Effectivement, les technologies numériques et les réseaux que nous utilisons massivement aujourd’hui dans notre travail et notre vie quotidienne ont le pouvoir de nous faire gagner du temps mais ne sont pas la cause de notre débordement permanent. Grâce à Internet, je gagne du temps de transport en télétravaillant, en faisant mes courses sur Internet, en évitant les interminables queues pour acheter un billet de train ou retirer un papier dans une administration. Je n’ai plus besoin d’aller rechercher des informations dans des bibliothèques jamais ouvertes au bon moment ou sur des banques de microfilms. Tout est en ligne, ici et maintenant. Les technologies ont donc un réel pouvoir de nous faire gagner beaucoup de temps, à condition, et seulement à condition que le temps gagné ne soit pas immédiatement absorbé par d’autres tâches qui nous sont attribuées tout simplement parce que ces mêmes technologies génèrent une croissance de l’activité. C’est la fameuse ambivalence de la technologie dont je parlais récemment avec le principe du pharmakon numérique qui contient à la fois le remède et le poison.
Il faudrait donc plutôt changer de modèle et pas forcément se débarrasser des technologies de l’information ?
C’est en tout cas les pistes de réflexion d’Harmunt Rosa qui pense qu’il existe sans doute d’autres modèles à inventer pour enrayer cette mécanique de croissance et d’accélération permanente que le capitalisme génère. Sa pensée trouve d’ailleurs un écho dans les mouvement du slow food et du mouvement des villes en transition ou encore dans la pensée de Pierre Rahbi et sa la sobriété heureuse. Aujourd’hui, on peut très bien vivre dans une yourte dans une logique de décroissance et être connecté à Internet.
Peut-on réussir seul à changer nos habitudes dans un monde qui impose à tous des rythmes effrénés ?
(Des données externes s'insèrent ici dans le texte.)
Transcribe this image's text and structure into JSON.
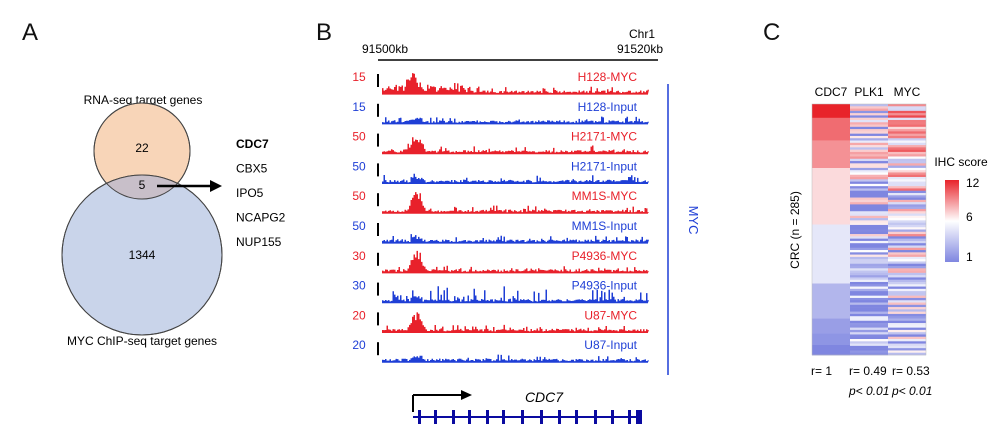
{
  "panel_a": {
    "letter": "A",
    "top_label": "RNA-seq target genes",
    "bottom_label": "MYC ChIP-seq target genes",
    "only_rna": "22",
    "overlap": "5",
    "only_chip": "1344",
    "genes": [
      {
        "name": "CDC7",
        "bold": true
      },
      {
        "name": "CBX5",
        "bold": false
      },
      {
        "name": "IPO5",
        "bold": false
      },
      {
        "name": "NCAPG2",
        "bold": false
      },
      {
        "name": "NUP155",
        "bold": false
      }
    ],
    "colors": {
      "rna": "#f8d5b8",
      "chip": "#c9d4ea",
      "overlap": "#c8bfc9"
    }
  },
  "panel_b": {
    "letter": "B",
    "chrom": "Chr1",
    "coord_start": "91500kb",
    "coord_end": "91520kb",
    "side_label": "MYC",
    "gene": "CDC7",
    "colors": {
      "myc": "#e8212b",
      "input": "#1f3fd6",
      "gene": "#0a0aa0"
    },
    "tracks": [
      {
        "label": "H128-MYC",
        "scale": "15",
        "kind": "myc"
      },
      {
        "label": "H128-Input",
        "scale": "15",
        "kind": "input"
      },
      {
        "label": "H2171-MYC",
        "scale": "50",
        "kind": "myc"
      },
      {
        "label": "H2171-Input",
        "scale": "50",
        "kind": "input"
      },
      {
        "label": "MM1S-MYC",
        "scale": "50",
        "kind": "myc"
      },
      {
        "label": "MM1S-Input",
        "scale": "50",
        "kind": "input"
      },
      {
        "label": "P4936-MYC",
        "scale": "30",
        "kind": "myc"
      },
      {
        "label": "P4936-Input",
        "scale": "30",
        "kind": "input"
      },
      {
        "label": "U87-MYC",
        "scale": "20",
        "kind": "myc"
      },
      {
        "label": "U87-Input",
        "scale": "20",
        "kind": "input"
      }
    ]
  },
  "panel_c": {
    "letter": "C",
    "columns": [
      "CDC7",
      "PLK1",
      "MYC"
    ],
    "row_label": "CRC (n = 285)",
    "legend_title": "IHC score",
    "legend_ticks": [
      "12",
      "6",
      "1"
    ],
    "correlations": [
      "r= 1",
      "r= 0.49",
      "r= 0.53"
    ],
    "pvalues": [
      "",
      "p< 0.01",
      "p< 0.01"
    ],
    "colors": {
      "high": "#e8232a",
      "mid": "#ffffff",
      "low": "#7f86e0"
    },
    "cdc7_block_scores": [
      12,
      10,
      9,
      7,
      5,
      3,
      2,
      1.6,
      1
    ]
  }
}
C’est effectivement très problématique car il est difficile de s’extraire du monde et de son organisation qui est totalement lié aux machines et aux technologies. Nous pouvons mieux nous organiser à titre individuel en mettant les technologies à distance et à notre service, nous laisser des temps de respiration, de vie intérieure et donc de déconnexion. C’est sans doute un des grands défi de cette société hyper-connectée que d’apprendre à chacun à vivre avec la technologie et non sous son emprise.
Rien de mieux que les vacances, ce beau mot qui vient de vacuité, pour vivre un moment de déconnexion totale et expérimenter ce bonheur de goûter sans stress le temps qui passe, tout simplement.